Blake Crusher Co. v. Town of New Haven

46 Conn. 473 | Conn. | 1878

Carpenter, J.

Watts Cooke was appointed by the courts of New Jersey receiver of the Watson Manufacturing Company, a corporation located and doing business in that state, and as such was authorized to administer the estate of the corporation for the benefit of its creditors. With funds received by him as receiver he purchased iron for the construction of a bridge for the towns of New Haven and Orange, and brought the same into this state. He also bought other materials in this state and elsewhere, employed workmen, and constructed the bridge under and in pursuance of a contract previously entered into between the towns of the one part and the Watson Manufacturing Company'of the other part. All this was done with funds which he held as receiver, and for the benefit of the creditors of the corporation. A small sum being’ due from the town of New Haven for the construction of the bridge, it was attached as a debt due to the Watson Manufacturing Company. The work was doné, and the bills for the same were made, in the name of *475the company; but it is found that all the facts of the case were known to the plaintiffs and to the town of New Haven at the time of the service of the garnishee process. The facts are found and the case is reserved for the advice of this court.

The iron which was used in the construction of the bridge was attached by these plaintiffs as the property of the corporation, and receipted by Cooke and others. In an action on the receipt this court held that the title to the iron was in the receiver and not in the corporation. The correctness of that decision is not now questioned; but an attempt is made to distinguish this case from that. In principle we think there is no distinction. Logically' that case determines the main question in this. If iron purchased in New Jersey belonged to the receiver, plank and other materials purchased in Connecticut and New York, with the same funds and for the same purpose, belonged to him also. So also compensation for labor, employed and paid for by him in like manner, belonged to him. If the material and labor were his, the profits were his. Had there been a loss that also would have been sustained by him and not by the corporation.

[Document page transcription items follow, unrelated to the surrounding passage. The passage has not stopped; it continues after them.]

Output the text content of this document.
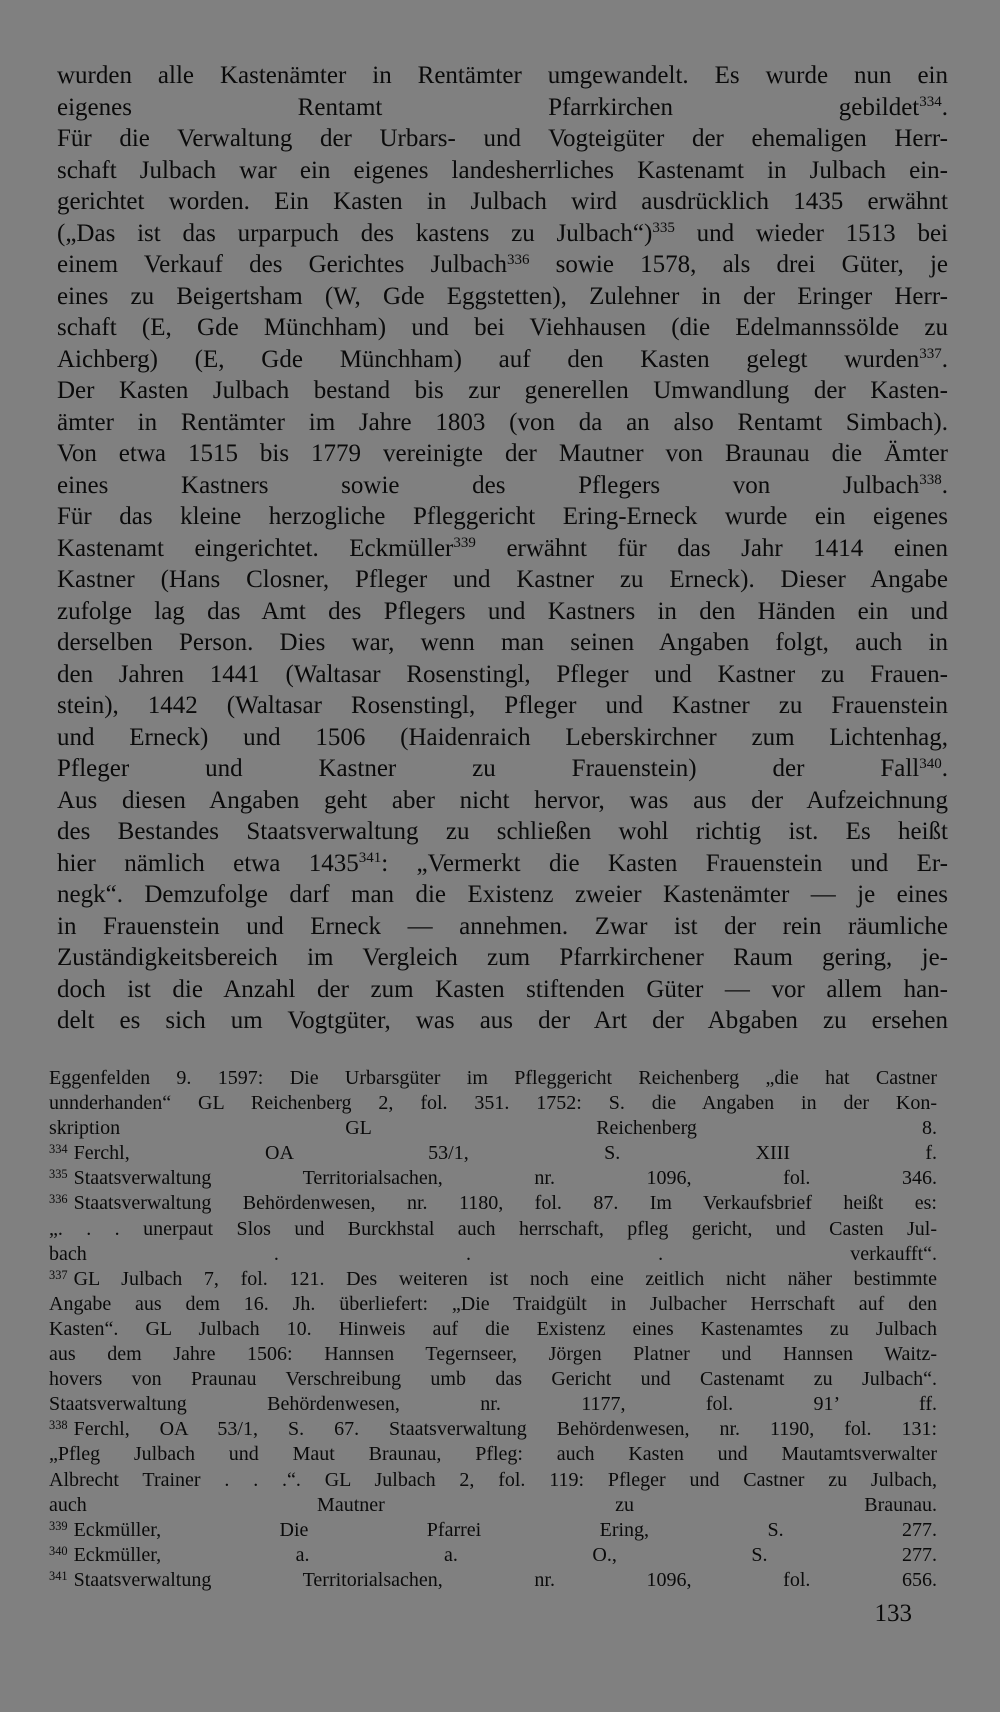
wurden alle Kastenämter in Rentämter umgewandelt. Es wurde nun ein
eigenes Rentamt Pfarrkirchen gebildet$^{334}$.
Für die Verwaltung der Urbars- und Vogteigüter der ehemaligen Herr-
schaft Julbach war ein eigenes landesherrliches Kastenamt in Julbach ein-
gerichtet worden. Ein Kasten in Julbach wird ausdrücklich 1435 erwähnt
(„Das ist das urparpuch des kastens zu Julbach“)$^{335}$ und wieder 1513 bei
einem Verkauf des Gerichtes Julbach$^{336}$ sowie 1578, als drei Güter, je
eines zu Beigertsham (W, Gde Eggstetten), Zulehner in der Eringer Herr-
schaft (E, Gde Münchham) und bei Viehhausen (die Edelmannssölde zu
Aichberg) (E, Gde Münchham) auf den Kasten gelegt wurden$^{337}$.
Der Kasten Julbach bestand bis zur generellen Umwandlung der Kasten-
ämter in Rentämter im Jahre 1803 (von da an also Rentamt Simbach).
Von etwa 1515 bis 1779 vereinigte der Mautner von Braunau die Ämter
eines Kastners sowie des Pflegers von Julbach$^{338}$.
Für das kleine herzogliche Pfleggericht Ering-Erneck wurde ein eigenes
Kastenamt eingerichtet. Eckmüller$^{339}$ erwähnt für das Jahr 1414 einen
Kastner (Hans Closner, Pfleger und Kastner zu Erneck). Dieser Angabe
zufolge lag das Amt des Pflegers und Kastners in den Händen ein und
derselben Person. Dies war, wenn man seinen Angaben folgt, auch in
den Jahren 1441 (Waltasar Rosenstingl, Pfleger und Kastner zu Frauen-
stein), 1442 (Waltasar Rosenstingl, Pfleger und Kastner zu Frauenstein
und Erneck) und 1506 (Haidenraich Leberskirchner zum Lichtenhag,
Pfleger und Kastner zu Frauenstein) der Fall$^{340}$.
Aus diesen Angaben geht aber nicht hervor, was aus der Aufzeichnung
des Bestandes Staatsverwaltung zu schließen wohl richtig ist. Es heißt
hier nämlich etwa 1435$^{341}$: „Vermerkt die Kasten Frauenstein und Er-
negk“. Demzufolge darf man die Existenz zweier Kastenämter — je eines
in Frauenstein und Erneck — annehmen. Zwar ist der rein räumliche
Zuständigkeitsbereich im Vergleich zum Pfarrkirchener Raum gering, je-
doch ist die Anzahl der zum Kasten stiftenden Güter — vor allem han-
delt es sich um Vogtgüter, was aus der Art der Abgaben zu ersehen
Eggenfelden 9. 1597: Die Urbarsgüter im Pfleggericht Reichenberg „die hat Castner
unnderhanden“ GL Reichenberg 2, fol. 351. 1752: S. die Angaben in der Kon-
skription GL Reichenberg 8.
$^{334}$ Ferchl, OA 53/1, S. XIII f.
$^{335}$ Staatsverwaltung Territorialsachen, nr. 1096, fol. 346.
$^{336}$ Staatsverwaltung Behördenwesen, nr. 1180, fol. 87. Im Verkaufsbrief heißt es:
„. . . unerpaut Slos und Burckhstal auch herrschaft, pfleg gericht, und Casten Jul-
bach . . . verkaufft“.
$^{337}$ GL Julbach 7, fol. 121. Des weiteren ist noch eine zeitlich nicht näher bestimmte
Angabe aus dem 16. Jh. überliefert: „Die Traidgült in Julbacher Herrschaft auf den
Kasten“. GL Julbach 10. Hinweis auf die Existenz eines Kastenamtes zu Julbach
aus dem Jahre 1506: Hannsen Tegernseer, Jörgen Platner und Hannsen Waitz-
hovers von Praunau Verschreibung umb das Gericht und Castenamt zu Julbach“.
Staatsverwaltung Behördenwesen, nr. 1177, fol. 91’ ff.
$^{338}$ Ferchl, OA 53/1, S. 67. Staatsverwaltung Behördenwesen, nr. 1190, fol. 131:
„Pfleg Julbach und Maut Braunau, Pfleg: auch Kasten und Mautamtsverwalter
Albrecht Trainer . . .“. GL Julbach 2, fol. 119: Pfleger und Castner zu Julbach,
auch Mautner zu Braunau.
$^{339}$ Eckmüller, Die Pfarrei Ering, S. 277.
$^{340}$ Eckmüller, a. a. O., S. 277.
$^{341}$ Staatsverwaltung Territorialsachen, nr. 1096, fol. 656.
133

It matters not that the work was done in the name of the company, or that the bills were made out nominally in their favor. They were a party to the transaction only in name, having no interest whatever in it, the whole beneficial interest being in the receiver. And that fact was well known to the parties in this action at the time the suit was commenced.

Nor is it material that the contract provided that it should not be sub-let or assigned without the written consent of the committee of the towns. The contract was-in fact performed by the receiver with the knowledge and consent of the towns; and payment therefore belongs not to the nominal party but to the party performing.

Nor is there any ground for saying that Cooke performed the contract as agent for the company. The contrary clearly appears. He did it as receiver and with funds which he held in trust for the creditors.

If Cooke had purchased the property and business of the *476corporation, and as their successor had performed this contract in every respect precisely as he did as receiver, it would not have been claimed that the payments from the town were due to the corporation. The two cases are closely analogous and the principle applicable to them precisely the same.

The cases which hold that an assignee under the insolvent laws of another state acquires no title to the property of the insolvent situated in this state, are not in point. The insolvent—the Watson Manufacturing Company—never owned the property which is in controversy here. The title vested in the receiver by purchase from other parties.

The doctrine of estoppel has no application to this case. The admission of the agent of the town, before the factorizing suit was brought, that the defendants were indebted to the company, was probably intended only as an admission that the work was done in their name, and that the amount was nominally due to them. But however this may be, the explicit finding that all the facts of this case were known to the plaintiffs when the garnishee process was served, shows conclusively that they were not misled by the admission, and effectually disposes of this claim.

We advise judgment for the defendants.

In this opinion the other judges concurred.